Load balancing, failover, and autoscaling. Load balancing seeks to improve how workloads are distributed across your system resources, such as compute nodes or database instances. Failover automatically switches loads from a non-functioning component to one that is working. Autoscaling spins up additional resources and adds them to your system based on specific performance triggers you set.

  • Use the CPU Gremlin to validate autoscaling kicks in and whether new resources are added based on the increased CPU load.
  • Use the CPU Gremlin to confirm/learn how workload distribution is adjusted by the load balancer based on CPU load.
  • Use the CPU Gremlin to validate failover schemes work as designed.

Model and simulate. Find ways to simulate potential problems before they happen to evaluate the system’s expected reliability, turning theory into tested and known information. Systems will break. Use chaos experiments to test them regularly to find weaknesses in advance to prevent as many failures and pager calls as possible. In addition to suggestions in the previous paragraphs, some failure and problems we can simulate include:

  • Host failures, to see how the system responds to missing resources. Test using the Shutdown Gremlin.
  • Slow connections, to see how the system responds to network latency.
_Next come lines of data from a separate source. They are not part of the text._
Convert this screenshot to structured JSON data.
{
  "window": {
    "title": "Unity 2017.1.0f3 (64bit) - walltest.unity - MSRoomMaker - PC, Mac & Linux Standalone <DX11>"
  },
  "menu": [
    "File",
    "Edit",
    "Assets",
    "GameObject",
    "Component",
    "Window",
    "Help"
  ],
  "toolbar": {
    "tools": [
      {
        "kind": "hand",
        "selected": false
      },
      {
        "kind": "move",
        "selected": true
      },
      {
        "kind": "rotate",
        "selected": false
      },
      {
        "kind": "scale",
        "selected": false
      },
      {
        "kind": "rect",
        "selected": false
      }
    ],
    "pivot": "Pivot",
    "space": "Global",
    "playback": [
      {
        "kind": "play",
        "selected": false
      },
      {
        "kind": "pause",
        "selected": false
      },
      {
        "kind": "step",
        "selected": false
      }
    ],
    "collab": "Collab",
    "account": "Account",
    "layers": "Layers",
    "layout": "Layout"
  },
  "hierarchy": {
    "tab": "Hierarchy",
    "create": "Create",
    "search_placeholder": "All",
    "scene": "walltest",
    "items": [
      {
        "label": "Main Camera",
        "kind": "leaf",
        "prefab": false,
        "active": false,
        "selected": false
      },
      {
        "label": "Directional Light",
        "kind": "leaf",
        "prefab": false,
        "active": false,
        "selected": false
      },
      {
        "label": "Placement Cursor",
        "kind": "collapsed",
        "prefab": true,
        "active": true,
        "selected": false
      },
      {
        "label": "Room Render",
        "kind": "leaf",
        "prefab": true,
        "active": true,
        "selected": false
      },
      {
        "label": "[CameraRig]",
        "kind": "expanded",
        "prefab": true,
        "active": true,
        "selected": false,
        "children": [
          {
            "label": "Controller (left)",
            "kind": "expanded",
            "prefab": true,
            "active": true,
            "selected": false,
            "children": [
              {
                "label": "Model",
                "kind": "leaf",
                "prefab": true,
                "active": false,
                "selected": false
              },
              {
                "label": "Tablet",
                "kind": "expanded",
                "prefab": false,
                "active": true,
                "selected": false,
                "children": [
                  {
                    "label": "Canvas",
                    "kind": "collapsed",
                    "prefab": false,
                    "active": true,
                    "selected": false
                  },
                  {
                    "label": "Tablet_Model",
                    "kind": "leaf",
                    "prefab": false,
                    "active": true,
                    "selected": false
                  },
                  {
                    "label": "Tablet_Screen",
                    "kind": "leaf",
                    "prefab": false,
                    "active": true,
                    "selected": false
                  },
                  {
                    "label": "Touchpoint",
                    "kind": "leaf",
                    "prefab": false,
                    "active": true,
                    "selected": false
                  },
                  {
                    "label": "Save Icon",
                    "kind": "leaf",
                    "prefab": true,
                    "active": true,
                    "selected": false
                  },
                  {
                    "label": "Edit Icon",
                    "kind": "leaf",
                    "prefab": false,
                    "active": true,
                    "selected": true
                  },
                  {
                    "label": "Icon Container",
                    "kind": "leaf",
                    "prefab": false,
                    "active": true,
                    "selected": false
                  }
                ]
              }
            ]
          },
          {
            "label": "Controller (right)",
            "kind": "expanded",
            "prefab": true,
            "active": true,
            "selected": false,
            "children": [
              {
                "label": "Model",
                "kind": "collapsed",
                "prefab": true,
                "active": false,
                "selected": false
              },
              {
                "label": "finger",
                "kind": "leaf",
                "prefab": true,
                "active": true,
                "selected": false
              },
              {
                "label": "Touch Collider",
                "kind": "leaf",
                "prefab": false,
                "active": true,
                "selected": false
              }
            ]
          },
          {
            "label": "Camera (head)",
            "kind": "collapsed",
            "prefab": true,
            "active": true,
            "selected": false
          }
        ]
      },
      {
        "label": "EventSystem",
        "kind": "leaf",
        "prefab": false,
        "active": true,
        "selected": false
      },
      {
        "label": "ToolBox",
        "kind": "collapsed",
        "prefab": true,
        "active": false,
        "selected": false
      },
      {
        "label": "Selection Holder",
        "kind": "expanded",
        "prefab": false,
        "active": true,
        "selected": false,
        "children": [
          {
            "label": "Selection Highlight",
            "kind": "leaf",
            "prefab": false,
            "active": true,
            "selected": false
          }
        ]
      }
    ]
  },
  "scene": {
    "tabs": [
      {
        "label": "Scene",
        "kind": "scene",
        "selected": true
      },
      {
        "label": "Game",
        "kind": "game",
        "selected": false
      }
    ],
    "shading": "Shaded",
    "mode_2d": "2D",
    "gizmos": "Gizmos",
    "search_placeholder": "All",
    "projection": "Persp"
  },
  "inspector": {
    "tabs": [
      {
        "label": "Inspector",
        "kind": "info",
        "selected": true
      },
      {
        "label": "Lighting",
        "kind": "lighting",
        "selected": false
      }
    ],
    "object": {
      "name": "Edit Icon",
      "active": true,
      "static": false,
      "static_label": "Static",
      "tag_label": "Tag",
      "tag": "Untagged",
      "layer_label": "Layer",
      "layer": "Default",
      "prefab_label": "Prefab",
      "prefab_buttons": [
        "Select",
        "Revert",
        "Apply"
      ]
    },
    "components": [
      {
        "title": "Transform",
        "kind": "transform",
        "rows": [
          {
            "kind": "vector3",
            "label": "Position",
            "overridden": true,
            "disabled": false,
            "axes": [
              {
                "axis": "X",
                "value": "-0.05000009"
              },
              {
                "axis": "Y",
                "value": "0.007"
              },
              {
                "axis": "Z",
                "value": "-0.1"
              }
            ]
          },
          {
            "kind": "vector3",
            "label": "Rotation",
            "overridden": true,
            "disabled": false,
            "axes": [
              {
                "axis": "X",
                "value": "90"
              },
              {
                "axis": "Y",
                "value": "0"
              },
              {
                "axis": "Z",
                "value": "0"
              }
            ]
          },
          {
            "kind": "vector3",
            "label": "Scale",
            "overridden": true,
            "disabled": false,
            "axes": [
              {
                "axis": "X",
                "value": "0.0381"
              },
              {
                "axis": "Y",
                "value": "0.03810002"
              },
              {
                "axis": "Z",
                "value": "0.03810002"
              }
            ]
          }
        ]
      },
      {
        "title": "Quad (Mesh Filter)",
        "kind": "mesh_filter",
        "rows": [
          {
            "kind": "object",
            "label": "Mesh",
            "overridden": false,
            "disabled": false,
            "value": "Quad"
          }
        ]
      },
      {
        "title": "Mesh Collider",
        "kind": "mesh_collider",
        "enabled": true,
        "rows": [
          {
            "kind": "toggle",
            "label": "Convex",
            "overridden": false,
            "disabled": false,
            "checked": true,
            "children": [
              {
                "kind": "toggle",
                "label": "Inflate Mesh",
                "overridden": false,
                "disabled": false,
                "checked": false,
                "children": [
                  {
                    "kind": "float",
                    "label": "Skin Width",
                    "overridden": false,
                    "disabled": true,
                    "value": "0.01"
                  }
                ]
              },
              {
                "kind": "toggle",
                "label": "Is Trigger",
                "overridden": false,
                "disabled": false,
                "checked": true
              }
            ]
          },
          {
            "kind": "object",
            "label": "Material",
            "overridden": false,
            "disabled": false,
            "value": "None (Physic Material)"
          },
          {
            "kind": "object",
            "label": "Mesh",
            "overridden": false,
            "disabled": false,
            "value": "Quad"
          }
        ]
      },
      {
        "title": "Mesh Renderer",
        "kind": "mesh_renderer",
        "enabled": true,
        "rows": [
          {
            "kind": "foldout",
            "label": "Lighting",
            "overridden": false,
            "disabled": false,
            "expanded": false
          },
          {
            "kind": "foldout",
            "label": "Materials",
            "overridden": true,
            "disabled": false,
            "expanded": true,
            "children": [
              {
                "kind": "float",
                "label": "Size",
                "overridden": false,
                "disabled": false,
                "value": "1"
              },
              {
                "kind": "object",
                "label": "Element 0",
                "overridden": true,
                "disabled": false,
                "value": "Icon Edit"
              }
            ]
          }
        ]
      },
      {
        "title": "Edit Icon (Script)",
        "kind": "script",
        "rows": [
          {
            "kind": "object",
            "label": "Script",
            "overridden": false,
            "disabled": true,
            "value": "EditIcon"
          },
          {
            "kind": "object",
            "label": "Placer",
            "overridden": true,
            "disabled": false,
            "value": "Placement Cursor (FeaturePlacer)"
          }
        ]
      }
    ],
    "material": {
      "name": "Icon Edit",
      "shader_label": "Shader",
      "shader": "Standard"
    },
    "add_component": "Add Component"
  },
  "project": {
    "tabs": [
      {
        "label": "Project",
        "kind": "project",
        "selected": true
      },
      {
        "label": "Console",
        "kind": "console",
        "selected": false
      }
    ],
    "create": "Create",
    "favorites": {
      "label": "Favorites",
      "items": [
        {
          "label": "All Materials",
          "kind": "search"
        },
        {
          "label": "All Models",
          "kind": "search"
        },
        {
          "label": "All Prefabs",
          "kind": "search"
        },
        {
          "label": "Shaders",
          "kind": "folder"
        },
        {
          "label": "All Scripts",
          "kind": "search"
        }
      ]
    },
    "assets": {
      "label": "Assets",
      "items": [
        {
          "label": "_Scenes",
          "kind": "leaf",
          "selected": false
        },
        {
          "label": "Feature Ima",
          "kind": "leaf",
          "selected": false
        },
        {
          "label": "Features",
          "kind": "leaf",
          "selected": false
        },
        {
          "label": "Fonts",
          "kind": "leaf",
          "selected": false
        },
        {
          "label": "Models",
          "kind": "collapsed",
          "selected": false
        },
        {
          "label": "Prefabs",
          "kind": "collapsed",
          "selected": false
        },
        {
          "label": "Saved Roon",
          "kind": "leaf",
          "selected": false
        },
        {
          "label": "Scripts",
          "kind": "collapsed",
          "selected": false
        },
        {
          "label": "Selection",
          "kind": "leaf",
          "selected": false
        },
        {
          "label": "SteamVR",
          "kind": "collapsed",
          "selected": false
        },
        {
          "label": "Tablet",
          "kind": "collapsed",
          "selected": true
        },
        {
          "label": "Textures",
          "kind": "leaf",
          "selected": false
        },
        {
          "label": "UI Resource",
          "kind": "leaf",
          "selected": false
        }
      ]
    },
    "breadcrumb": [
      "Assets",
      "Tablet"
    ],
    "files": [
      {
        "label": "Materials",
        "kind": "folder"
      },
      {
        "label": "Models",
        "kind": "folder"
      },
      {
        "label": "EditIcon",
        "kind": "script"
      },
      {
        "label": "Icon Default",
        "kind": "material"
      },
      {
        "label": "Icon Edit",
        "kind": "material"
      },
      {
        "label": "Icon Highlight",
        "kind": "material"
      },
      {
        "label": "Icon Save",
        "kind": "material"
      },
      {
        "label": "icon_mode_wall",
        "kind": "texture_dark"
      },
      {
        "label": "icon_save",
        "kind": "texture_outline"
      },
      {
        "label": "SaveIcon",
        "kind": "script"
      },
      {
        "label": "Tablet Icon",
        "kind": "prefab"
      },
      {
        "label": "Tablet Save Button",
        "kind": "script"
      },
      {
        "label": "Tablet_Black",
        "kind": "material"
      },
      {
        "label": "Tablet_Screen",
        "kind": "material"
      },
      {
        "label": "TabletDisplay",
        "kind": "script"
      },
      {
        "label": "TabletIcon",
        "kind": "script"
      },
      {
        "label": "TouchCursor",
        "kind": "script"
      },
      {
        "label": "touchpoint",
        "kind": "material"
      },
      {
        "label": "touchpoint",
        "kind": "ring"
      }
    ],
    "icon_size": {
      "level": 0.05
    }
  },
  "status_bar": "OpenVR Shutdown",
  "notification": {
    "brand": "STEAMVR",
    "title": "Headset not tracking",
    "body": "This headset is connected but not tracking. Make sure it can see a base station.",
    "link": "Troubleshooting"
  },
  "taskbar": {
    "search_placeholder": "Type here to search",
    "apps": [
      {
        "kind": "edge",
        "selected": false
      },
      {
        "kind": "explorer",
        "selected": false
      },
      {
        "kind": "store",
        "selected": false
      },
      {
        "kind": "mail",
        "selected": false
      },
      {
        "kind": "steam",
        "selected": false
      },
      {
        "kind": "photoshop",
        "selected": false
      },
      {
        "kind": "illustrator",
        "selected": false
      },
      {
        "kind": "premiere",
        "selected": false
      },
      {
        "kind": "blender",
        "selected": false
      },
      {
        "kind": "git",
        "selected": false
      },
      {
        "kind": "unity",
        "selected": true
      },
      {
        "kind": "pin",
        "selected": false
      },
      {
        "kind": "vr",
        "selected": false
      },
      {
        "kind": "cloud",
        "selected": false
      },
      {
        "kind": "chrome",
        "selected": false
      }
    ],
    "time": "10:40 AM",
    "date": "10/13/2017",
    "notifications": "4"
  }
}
Test using the Latency Gremlin.
  • Time outs, to see how the system responds to broken communication. Test using the Packet Loss Gremlin.

Use Gremlin's Reliability Calculator Use Gremlin's reliability calculator to help you find existing issues that are common in enterprise software. This will help you prioritize your efforts.

If you haven’t tested your mitigation schemes, load balancing, or any other reliability-focused effort you have made, you are only hoping it works as designed. Perform focused, blast radius limited chaos experiments to test everything you add. Many of these can be done in under an hour. In addition, you can schedule a time to plan larger experiments and create a GameDay for your team.

With all of the examples in this article, we don’t necessarily have to find big problems. Scheduling work is often a big psychological hurdle. Running a small chaos experiment will teach you something new about your system or confirm what you thought you knew. Incremental improvements in reliability all add up. It may seem trivial to speed up autoscaling resource availability by 1%, but when we add that to modest improvements in load balancing, automated disaster recovery, and other things we find while testing our systems for reliability, system performance, and uptime numbers may radically improve over the course of a year. This makes any potential gain you discover worth pursuing.